Uncommon Vision, Common Dreams

No matter where our families came from—or whom we voted for—we all want to leave our children a clean, healthy, and hopeful world.
Credit: NOAA/NASA GOES Project

No matter where our families came from—or whom we voted for—we all want to leave our children a clean, healthy, and hopeful world.

In the bitter aftermath of the Korean War, my parents left behind the world they knew to start over in a foreign land. They came to America with two suitcases, a hundred dollars, and a dog-eared postcard of a full moon shining down over San Francisco Bay.

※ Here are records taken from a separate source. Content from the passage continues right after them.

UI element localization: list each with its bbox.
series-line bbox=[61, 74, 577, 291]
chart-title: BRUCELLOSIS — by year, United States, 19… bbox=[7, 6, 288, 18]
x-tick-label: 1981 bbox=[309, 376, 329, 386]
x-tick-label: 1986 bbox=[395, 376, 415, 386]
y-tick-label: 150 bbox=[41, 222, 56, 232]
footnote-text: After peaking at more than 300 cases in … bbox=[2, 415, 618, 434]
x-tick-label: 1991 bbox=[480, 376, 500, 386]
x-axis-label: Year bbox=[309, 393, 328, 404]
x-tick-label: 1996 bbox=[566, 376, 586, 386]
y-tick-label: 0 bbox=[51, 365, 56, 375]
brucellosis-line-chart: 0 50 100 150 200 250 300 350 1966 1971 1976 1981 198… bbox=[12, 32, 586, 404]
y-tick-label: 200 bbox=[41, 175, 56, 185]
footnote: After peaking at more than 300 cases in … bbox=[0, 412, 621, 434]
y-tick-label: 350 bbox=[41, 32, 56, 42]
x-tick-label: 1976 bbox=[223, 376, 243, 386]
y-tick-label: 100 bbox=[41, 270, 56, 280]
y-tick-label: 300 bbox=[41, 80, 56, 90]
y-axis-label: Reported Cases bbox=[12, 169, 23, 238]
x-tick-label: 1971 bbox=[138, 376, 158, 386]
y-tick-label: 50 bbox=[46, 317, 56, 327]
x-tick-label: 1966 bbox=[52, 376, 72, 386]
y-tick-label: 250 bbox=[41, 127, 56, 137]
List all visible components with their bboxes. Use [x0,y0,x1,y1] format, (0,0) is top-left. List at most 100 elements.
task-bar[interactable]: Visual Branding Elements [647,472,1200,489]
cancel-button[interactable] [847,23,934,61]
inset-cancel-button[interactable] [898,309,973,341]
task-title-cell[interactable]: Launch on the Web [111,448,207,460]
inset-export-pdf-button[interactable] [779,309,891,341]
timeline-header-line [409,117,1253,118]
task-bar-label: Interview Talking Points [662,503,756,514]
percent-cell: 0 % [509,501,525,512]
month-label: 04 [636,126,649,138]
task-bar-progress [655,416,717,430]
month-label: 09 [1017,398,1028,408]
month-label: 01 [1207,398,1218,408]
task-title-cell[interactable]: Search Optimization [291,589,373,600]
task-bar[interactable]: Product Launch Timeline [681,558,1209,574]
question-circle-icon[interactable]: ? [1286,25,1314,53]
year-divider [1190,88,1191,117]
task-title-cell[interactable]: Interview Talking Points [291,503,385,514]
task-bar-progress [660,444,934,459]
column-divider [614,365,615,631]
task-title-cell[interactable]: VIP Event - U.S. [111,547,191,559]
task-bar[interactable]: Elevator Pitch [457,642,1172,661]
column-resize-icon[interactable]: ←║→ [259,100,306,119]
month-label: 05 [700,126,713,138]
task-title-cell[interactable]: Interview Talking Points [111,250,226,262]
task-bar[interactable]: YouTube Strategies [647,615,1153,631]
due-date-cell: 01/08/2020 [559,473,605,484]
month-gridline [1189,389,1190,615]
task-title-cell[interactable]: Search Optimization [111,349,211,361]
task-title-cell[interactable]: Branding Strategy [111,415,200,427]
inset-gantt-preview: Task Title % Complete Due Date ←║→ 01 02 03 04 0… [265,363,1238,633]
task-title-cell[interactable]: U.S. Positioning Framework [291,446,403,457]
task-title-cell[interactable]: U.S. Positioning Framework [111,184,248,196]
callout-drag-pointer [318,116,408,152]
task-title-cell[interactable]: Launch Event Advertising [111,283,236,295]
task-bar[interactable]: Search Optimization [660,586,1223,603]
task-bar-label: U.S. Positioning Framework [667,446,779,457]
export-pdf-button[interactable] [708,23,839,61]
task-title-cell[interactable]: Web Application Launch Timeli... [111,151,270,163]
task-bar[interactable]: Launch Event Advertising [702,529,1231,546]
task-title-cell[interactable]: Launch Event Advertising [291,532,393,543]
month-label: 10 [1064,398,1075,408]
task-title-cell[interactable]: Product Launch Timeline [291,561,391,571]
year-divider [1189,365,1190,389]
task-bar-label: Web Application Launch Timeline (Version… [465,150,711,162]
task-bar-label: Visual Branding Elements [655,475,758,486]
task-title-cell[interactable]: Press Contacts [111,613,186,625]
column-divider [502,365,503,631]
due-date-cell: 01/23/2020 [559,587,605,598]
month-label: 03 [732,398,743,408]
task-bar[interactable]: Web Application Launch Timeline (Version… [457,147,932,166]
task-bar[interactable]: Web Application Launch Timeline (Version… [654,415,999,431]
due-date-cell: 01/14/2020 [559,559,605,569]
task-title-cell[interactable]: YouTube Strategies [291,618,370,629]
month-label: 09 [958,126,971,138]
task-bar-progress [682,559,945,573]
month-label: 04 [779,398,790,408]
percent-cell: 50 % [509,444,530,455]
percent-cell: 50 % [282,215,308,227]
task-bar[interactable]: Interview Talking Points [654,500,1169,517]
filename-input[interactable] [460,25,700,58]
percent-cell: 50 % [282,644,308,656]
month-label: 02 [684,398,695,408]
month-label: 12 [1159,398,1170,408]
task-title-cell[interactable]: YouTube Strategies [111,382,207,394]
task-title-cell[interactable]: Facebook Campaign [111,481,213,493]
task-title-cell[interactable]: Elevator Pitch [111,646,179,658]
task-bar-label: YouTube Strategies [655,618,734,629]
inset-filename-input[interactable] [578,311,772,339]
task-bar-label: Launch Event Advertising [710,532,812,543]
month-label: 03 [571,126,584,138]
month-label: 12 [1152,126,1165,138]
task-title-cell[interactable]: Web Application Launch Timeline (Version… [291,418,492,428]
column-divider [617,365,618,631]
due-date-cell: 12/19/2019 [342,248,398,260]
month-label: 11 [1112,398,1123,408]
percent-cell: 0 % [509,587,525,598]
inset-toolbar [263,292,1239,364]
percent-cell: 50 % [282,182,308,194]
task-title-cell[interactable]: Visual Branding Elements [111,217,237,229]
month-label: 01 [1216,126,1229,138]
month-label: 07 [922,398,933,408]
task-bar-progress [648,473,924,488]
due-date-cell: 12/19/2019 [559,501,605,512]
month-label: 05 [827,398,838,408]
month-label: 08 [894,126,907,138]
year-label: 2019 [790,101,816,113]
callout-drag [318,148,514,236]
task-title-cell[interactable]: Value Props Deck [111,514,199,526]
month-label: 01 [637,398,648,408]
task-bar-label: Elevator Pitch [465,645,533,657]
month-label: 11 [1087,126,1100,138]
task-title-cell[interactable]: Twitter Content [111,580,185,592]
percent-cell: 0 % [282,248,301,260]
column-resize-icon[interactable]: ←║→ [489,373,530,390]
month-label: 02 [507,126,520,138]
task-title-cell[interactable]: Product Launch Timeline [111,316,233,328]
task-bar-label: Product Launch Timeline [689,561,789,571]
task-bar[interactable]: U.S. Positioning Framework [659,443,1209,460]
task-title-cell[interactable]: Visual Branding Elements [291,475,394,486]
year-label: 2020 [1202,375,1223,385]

That gauzy image represented their picture-perfect American dream. A vision of uncommon optimism based on the vaunted ideals of equity and justice, a second-to-none standard of living, and a determination to leave their children a brighter, more hopeful world.

Those are ideals they passed down to me. And I to my young daughter.

Growing up in Boulder, Colorado―the perfect place for an adventurous, outdoorsy tomboy—I was raised to understand something more. There is nothing more deeply grounded in our bedrock American values than the natural inheritance we share. We all have a right to clean air and water, open spaces, and public lands. And we have an obligation to be good stewards of this inheritance, until we pass it on to our children.

With my father and sisters, Betty and Maggie, on summer vacation at the Grand Canyon, 1972

Today, our natural inheritance is at risk. Our incoming president and Congress are threatening to wind back decades of environmental and public-health progress. Their hit list includes commonsense safeguards that protect our lands and waters, our national plan to clean up our dirty power plants, and the Environmental Protection Agency’s work to protect our families and communities from toxic pollution.

Whatever we voted for on Election Day, it wasn’t for dirty water or air. Nobody voted to retreat from American climate and clean energy leadership. We didn’t vote to destroy our common inheritance.

In the wee hours of election night, my sister and I spoke about what happens now. We wondered what it meant for the country. We wondered what it meant for our children. She wondered what it meant for me, specifically, as the head of an environmental advocacy organization. I knew the answer to that one: Stand up, shout louder, fight harder.

With my mother, 1977

That resolve isn’t just a personality trait. It has come from experience. Though we all value clean air, clean water, and healthy communities, protecting our rights to them has been a long, relentless battle. Five decades ago, rivers contaminated with heavy metals and toxic chemicals literally caught fire in the heartland. Pristine beaches were coated in thick, black crude oil that snuffed out all life in its path. And cities and the people who lived there were choking on the world’s worst smog. 

At that time, we came together as a nation to demand better. By overwhelming bipartisan majorities, Congress passed the bedrock environmental laws that protect us all today: the Clean Air Act, the Environmental Policy Act, the Clean Water Act, the Endangered Species Act, and more. And ever since, we at NRDC have defended those laws to protect the values they enshrine, the values that bind us.

Today, we need to protect these values as never before.

We need to protect the Americans who can’t draw water from their tap without putting their children at risk. We need to protect the communities whose air is put second to polluters’ profits. We need to protect our climate because our children’s future depends on it.

I believe we can and will rise to this challenge because I have faith that all of us—regardless of where we live, how we vote, what we look like, or when we arrived here—want to build a just and livable future for ourselves, our children, and our planet.

If you feel the same, now is the time to stand up.

Together, we can defend our rights. We can uphold our values. We can leave our children the beautiful future of our parents’ and grandparents’ dreams.